While many pine for defenders like Franco Baresi, Alessandro Nesta, Fabio Cannavaro, Sol Campbell and Carles Puyol, the reality is that none of those players would look as good playing elite-level football in 2014 as they did in their respective eras. The job they had to do was relatively easy compared to the one defenders have today.
Football has evolved a lot in a short space of time and the way in which teams attack has changed almost entirely. Given that defending is essentially reacting to attacks and preventing their success, if the method of attack changes then the method of defending has to as well.
When the universal method of attack goes one further and changes into something totally new almost overnight – and the players who are carrying out these attacks are better than ever – then defenders are left at a significant disadvantage. For a few years even the best will be made to look stupid on a relatively routine basis. This is why we have seen such a rise in the number of ridiculous scorelines in big matches in recent years.

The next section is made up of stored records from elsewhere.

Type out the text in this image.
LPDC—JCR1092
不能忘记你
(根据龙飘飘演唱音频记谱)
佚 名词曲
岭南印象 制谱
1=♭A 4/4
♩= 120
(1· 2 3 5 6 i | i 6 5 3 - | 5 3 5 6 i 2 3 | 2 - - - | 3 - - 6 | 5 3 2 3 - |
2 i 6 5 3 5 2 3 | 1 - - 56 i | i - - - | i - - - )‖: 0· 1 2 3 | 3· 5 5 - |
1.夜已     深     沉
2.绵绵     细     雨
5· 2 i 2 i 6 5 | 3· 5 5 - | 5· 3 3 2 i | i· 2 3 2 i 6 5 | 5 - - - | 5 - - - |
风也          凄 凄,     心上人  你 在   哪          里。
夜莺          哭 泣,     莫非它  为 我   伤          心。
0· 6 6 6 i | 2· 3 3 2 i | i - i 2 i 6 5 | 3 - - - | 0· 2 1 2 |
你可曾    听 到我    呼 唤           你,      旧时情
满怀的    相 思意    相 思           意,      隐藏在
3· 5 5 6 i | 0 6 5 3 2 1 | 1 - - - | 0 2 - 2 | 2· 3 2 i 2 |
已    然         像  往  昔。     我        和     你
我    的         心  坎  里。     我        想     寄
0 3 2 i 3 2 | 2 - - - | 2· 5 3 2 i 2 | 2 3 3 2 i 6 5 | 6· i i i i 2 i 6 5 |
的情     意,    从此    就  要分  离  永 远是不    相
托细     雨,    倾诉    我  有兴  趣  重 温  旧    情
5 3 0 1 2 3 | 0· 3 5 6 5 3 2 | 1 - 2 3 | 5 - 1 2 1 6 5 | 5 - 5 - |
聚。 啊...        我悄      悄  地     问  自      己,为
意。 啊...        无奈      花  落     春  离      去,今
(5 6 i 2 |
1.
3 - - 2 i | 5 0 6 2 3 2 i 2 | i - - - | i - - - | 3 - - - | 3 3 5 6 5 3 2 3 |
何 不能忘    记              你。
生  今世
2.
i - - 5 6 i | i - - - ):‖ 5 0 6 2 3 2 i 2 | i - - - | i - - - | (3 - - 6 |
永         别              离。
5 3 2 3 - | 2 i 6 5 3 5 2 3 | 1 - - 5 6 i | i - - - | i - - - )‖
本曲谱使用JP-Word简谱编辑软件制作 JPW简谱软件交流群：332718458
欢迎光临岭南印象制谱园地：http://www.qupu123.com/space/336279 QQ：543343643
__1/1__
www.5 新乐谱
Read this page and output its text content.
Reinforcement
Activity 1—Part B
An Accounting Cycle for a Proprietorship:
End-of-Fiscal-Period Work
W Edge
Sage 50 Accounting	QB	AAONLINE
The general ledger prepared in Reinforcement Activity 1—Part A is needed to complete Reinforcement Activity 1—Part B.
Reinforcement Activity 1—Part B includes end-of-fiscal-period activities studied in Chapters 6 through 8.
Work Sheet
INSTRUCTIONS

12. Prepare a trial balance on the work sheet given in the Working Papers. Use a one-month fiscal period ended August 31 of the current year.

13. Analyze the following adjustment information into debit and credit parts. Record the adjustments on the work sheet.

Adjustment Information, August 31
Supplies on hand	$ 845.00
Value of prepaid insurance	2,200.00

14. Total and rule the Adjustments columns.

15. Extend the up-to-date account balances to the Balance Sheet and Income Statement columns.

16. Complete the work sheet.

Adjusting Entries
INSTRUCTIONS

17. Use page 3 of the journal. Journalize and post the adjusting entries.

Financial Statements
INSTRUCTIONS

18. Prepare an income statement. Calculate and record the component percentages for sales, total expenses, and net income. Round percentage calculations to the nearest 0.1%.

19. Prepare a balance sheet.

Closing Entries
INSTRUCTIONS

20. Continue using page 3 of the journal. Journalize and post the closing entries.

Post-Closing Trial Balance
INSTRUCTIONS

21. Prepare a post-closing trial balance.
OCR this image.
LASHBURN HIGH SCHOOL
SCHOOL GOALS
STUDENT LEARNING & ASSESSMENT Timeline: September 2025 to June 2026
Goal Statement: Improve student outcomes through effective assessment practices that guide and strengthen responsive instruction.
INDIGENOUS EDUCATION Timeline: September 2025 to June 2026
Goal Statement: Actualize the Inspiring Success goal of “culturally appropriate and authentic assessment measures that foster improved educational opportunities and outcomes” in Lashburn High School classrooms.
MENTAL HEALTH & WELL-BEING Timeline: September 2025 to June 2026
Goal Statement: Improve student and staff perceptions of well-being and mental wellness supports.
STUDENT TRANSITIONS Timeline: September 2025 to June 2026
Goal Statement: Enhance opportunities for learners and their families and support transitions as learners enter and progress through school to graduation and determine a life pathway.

For centre-backs who grew up playing in a deep, rigid back four, always having a full-back alongside them and occasionally a holding midfielder in front, modern systems – in which the line is positioned much higher up the pitch, the full-backs play as wingers, holding midfielders don’t exist and most box-to-box midfielders neglect their defensive duties – more or less leave them high and dry. There’s simply too much space to cover and most attacks they face are just too fast and, crucially, well-structured.
Whereas coaches used to take their teams through hours and hours of defensive coaching, drilling them on collective positioning and running through scenarios they were likely to face on the pitch, this majority of time tends nowadays to be devoted to organising surgically precise Dortmund-style attacks or working on rotational movement to enable pass-and-move combinations to dominate possession.
The basic quality of the centre-back hasn’t changed. The likes of Sergio Ramos, Pepe and Thiago Silva aren’t significantly worse than the defensive demigods of yesteryear. It’s just that the game has changed, and the world’s centre-backs are still in the process of catching up.